The Ministry of Education, Culture, Sports, Science and Technology, therefore, is calling on education boards across the country to promote educational programs at high schools to help new adults avoid consumer problems.
“Let’s suppose a situation in which you buy a health food product online once but later receive another delivery, so you quickly get in touch with the supplier and find you have overlooked that the contract involves a regular purchase order,” Mikio Miyazaki, a teacher of civics education, said during a class for first-year students at Tokyo Metropolitan Kokusai High School in Meguro Ward in October last year. “Do you think you can rescind the contract?”
Students had a variety of answers, such as “It’s your own fault because you checked ‘agreed'” or “The supplier is at fault because the contract is written in an unclear way. An online contract can be canceled any time.”
Noting that contracts cannot be rescinded in many cases, Miyazaki, 43, read a clause of the Civil Code that states that “the exercise of rights and fulfillment of obligations must be done in good faith.”
“Basically, you should honor your promise in principle, but there are things such as fake invoices,” he added.
A teacher of home economics attending the class explained a cooling-off system, which enables consumers to cancel purchase orders under set circumstances, such as door-to-door sales, and ethical consumption.
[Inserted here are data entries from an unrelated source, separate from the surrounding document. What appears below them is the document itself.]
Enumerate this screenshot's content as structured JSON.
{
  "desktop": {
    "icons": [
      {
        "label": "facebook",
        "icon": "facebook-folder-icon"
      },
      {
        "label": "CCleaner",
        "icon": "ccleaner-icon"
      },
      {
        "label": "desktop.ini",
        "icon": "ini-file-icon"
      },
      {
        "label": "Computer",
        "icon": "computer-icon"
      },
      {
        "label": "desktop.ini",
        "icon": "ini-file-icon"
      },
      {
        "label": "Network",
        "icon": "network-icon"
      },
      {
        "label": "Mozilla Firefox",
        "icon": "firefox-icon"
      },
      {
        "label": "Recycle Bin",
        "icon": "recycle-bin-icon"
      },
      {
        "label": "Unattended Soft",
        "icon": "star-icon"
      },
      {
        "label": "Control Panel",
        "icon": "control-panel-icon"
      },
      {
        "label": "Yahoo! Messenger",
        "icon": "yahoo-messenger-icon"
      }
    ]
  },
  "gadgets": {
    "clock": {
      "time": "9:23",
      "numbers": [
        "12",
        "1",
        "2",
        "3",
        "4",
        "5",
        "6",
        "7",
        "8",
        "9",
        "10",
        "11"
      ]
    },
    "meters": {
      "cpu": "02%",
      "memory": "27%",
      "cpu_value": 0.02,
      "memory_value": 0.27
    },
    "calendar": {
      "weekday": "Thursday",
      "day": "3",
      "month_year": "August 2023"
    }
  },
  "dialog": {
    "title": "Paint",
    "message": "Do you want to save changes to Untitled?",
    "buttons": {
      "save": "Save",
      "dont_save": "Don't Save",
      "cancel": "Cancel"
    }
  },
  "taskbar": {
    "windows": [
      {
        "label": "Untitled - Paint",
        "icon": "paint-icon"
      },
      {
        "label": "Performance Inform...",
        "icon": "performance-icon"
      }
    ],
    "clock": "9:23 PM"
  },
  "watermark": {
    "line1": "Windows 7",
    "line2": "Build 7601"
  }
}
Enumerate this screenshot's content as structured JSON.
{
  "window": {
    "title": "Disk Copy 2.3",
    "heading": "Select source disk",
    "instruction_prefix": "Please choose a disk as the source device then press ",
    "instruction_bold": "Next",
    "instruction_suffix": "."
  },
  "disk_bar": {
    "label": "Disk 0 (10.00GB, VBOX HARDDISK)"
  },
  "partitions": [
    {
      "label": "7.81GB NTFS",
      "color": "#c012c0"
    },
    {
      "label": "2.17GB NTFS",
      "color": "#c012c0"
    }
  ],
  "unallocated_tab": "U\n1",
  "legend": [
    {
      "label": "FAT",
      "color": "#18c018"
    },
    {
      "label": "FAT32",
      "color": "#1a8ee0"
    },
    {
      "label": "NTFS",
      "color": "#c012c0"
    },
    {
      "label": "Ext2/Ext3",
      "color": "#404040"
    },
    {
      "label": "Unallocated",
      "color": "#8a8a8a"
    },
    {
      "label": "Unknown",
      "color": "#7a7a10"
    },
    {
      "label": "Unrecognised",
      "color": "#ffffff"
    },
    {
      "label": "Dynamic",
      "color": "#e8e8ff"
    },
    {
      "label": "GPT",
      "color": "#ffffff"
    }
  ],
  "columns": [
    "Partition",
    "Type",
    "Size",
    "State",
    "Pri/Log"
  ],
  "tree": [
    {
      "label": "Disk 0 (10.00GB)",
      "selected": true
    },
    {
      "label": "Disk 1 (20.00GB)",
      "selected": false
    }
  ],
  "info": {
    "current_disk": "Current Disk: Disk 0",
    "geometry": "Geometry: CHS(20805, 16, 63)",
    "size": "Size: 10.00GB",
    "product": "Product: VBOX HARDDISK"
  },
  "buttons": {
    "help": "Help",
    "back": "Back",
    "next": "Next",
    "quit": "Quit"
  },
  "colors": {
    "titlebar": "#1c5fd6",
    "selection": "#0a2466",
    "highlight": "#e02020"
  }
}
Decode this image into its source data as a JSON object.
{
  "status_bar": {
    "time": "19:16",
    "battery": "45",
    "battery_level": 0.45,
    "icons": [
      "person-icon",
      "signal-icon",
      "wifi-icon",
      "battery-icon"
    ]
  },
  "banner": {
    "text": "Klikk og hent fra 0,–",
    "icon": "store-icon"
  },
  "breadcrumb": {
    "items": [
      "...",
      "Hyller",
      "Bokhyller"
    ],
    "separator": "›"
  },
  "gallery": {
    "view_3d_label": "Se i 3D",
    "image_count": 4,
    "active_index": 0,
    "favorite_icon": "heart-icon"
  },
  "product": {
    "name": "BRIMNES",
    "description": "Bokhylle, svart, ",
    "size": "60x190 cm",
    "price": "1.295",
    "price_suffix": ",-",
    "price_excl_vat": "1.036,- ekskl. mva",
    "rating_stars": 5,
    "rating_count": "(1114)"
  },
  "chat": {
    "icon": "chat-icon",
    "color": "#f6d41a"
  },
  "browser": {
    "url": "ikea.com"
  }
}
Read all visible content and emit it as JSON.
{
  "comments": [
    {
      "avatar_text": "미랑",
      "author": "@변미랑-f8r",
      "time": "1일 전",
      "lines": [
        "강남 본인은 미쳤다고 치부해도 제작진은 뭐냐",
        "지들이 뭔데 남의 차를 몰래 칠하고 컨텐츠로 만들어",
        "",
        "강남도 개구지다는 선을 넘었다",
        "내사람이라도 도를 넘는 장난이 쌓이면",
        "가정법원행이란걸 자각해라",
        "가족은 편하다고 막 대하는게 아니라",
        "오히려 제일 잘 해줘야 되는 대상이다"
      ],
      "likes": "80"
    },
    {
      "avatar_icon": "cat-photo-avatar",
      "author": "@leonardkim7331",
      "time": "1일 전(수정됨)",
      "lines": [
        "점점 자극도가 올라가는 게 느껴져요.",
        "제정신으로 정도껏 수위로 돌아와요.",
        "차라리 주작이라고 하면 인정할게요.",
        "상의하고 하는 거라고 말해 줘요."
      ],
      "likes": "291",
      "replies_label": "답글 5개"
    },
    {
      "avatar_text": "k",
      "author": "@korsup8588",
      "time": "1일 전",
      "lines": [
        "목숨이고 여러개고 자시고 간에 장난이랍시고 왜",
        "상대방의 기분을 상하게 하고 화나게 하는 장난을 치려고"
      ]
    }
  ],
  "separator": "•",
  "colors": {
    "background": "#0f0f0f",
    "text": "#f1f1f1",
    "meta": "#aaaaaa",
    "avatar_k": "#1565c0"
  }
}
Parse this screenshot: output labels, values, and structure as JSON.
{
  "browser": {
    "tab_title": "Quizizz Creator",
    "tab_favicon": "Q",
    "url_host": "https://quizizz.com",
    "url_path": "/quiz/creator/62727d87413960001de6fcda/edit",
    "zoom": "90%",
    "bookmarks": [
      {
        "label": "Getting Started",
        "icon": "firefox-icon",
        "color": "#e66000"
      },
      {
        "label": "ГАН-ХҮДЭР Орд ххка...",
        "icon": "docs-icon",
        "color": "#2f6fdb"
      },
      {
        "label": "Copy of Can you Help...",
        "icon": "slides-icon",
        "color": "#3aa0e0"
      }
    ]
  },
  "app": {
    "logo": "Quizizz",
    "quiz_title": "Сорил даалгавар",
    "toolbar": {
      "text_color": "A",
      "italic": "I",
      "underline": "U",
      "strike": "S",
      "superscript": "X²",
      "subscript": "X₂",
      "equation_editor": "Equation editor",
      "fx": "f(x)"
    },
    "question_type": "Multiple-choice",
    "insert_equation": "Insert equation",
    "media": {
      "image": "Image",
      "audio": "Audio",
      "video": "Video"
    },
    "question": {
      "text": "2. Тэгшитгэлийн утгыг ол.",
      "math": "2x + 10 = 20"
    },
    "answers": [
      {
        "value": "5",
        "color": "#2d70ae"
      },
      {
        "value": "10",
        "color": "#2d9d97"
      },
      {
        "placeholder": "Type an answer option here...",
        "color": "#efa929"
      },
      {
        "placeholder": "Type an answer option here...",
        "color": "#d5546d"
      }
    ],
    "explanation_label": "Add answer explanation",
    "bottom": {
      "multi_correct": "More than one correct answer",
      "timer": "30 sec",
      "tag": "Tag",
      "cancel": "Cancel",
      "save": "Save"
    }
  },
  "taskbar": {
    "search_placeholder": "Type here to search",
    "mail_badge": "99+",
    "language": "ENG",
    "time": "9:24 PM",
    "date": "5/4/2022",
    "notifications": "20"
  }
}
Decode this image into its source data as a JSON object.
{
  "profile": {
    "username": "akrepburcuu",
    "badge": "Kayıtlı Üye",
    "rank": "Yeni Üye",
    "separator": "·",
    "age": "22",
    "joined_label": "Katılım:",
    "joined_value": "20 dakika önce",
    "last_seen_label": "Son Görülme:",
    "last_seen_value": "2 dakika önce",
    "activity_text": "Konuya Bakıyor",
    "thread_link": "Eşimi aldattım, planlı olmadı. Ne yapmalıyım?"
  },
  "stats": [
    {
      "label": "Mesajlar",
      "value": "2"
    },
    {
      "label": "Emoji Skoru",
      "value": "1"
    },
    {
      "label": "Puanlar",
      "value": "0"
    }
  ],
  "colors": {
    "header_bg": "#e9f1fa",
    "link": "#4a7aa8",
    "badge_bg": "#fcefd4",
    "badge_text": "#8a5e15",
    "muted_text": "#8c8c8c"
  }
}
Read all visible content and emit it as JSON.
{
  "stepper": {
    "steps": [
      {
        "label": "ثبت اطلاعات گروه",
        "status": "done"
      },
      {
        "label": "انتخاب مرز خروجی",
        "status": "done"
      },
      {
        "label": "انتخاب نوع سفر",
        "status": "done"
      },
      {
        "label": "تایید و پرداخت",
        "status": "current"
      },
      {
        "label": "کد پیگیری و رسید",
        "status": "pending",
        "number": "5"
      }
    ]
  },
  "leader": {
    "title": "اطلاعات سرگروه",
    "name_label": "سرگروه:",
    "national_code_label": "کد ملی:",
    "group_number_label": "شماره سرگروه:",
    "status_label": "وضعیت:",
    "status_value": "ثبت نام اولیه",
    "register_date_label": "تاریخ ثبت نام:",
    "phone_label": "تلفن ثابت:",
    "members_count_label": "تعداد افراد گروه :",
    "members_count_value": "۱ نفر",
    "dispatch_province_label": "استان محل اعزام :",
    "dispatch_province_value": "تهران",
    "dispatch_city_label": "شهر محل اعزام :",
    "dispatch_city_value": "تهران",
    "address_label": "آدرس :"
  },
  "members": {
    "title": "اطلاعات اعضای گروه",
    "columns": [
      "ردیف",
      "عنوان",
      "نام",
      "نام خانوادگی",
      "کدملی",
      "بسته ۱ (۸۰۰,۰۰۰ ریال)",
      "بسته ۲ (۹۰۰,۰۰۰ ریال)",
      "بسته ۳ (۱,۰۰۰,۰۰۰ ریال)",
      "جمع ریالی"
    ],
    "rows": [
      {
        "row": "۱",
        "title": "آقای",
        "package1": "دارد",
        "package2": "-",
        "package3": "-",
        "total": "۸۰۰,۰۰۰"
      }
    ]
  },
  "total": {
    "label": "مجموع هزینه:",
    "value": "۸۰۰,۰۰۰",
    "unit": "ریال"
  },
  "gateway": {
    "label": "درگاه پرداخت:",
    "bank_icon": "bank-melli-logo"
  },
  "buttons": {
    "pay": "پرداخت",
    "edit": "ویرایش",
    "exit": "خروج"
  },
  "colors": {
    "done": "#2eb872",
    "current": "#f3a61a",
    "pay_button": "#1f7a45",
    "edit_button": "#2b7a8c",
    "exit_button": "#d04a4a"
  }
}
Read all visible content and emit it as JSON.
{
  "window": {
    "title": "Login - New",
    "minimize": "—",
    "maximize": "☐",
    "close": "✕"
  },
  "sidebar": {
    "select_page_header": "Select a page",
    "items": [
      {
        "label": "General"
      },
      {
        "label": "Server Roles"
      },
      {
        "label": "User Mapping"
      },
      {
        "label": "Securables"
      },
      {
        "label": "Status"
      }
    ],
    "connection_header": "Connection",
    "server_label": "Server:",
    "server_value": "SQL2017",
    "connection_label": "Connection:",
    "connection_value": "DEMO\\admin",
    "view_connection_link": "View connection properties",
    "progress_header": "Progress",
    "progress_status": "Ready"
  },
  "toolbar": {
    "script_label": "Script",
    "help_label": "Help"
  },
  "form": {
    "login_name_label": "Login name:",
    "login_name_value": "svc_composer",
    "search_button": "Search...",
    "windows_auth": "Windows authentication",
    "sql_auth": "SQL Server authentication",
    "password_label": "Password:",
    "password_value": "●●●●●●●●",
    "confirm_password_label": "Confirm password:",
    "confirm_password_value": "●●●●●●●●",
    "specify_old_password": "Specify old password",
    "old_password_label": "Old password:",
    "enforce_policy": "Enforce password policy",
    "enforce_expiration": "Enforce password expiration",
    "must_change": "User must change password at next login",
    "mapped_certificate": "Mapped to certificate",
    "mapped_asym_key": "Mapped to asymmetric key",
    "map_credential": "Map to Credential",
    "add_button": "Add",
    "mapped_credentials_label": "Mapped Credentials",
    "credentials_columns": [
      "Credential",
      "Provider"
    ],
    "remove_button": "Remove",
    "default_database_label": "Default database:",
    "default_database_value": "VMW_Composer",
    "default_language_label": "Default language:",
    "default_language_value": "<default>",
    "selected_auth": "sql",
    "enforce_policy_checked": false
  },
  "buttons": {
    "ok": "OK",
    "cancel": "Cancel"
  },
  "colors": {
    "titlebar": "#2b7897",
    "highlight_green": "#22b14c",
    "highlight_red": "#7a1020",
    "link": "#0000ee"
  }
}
“We’ll have to earn money and support our lives as consumers in the future,” a student said after the class. “It’s good to have that experience from as early as 18 years old.”
The unusual joint class by teachers of civics education and home economics was held as the new high school curriculum guidelines, due to take effect in April 2022, include the promotion of consumer education before the lowering of the age of legal adulthood.
“While the focus (of consumer education) has so far been on the protection of consumers, we will need to help students firmly grasp what a contract means,” Miyazaki said.
Despite the push by the education ministry, however, there are gaps in promoting consumer education between education boards. More than half of education boards that responded to a ministry survey in June 2019 said they could not undertake such education, as they were busy with other priority issues. Nearly 30% of them said they did not know how to carry out consumer education.
The ministry, therefore, held an online symposium in February this year to introduce innovative consumer education programs conducted in the prefectures of Aomori, Saitama and Okinawa. Participants shared a senses of crisis, with teachers lacking enough awareness of consumer education or yet to recognize the urgent need for it despite the lowering of the age of legal adulthood in little more than a year.
“We will continue the promotion of consumer education by reinforcing tie-ups with government offices for consumer affairs and upgrading education for teachers in the remaining year,” a ministry official said.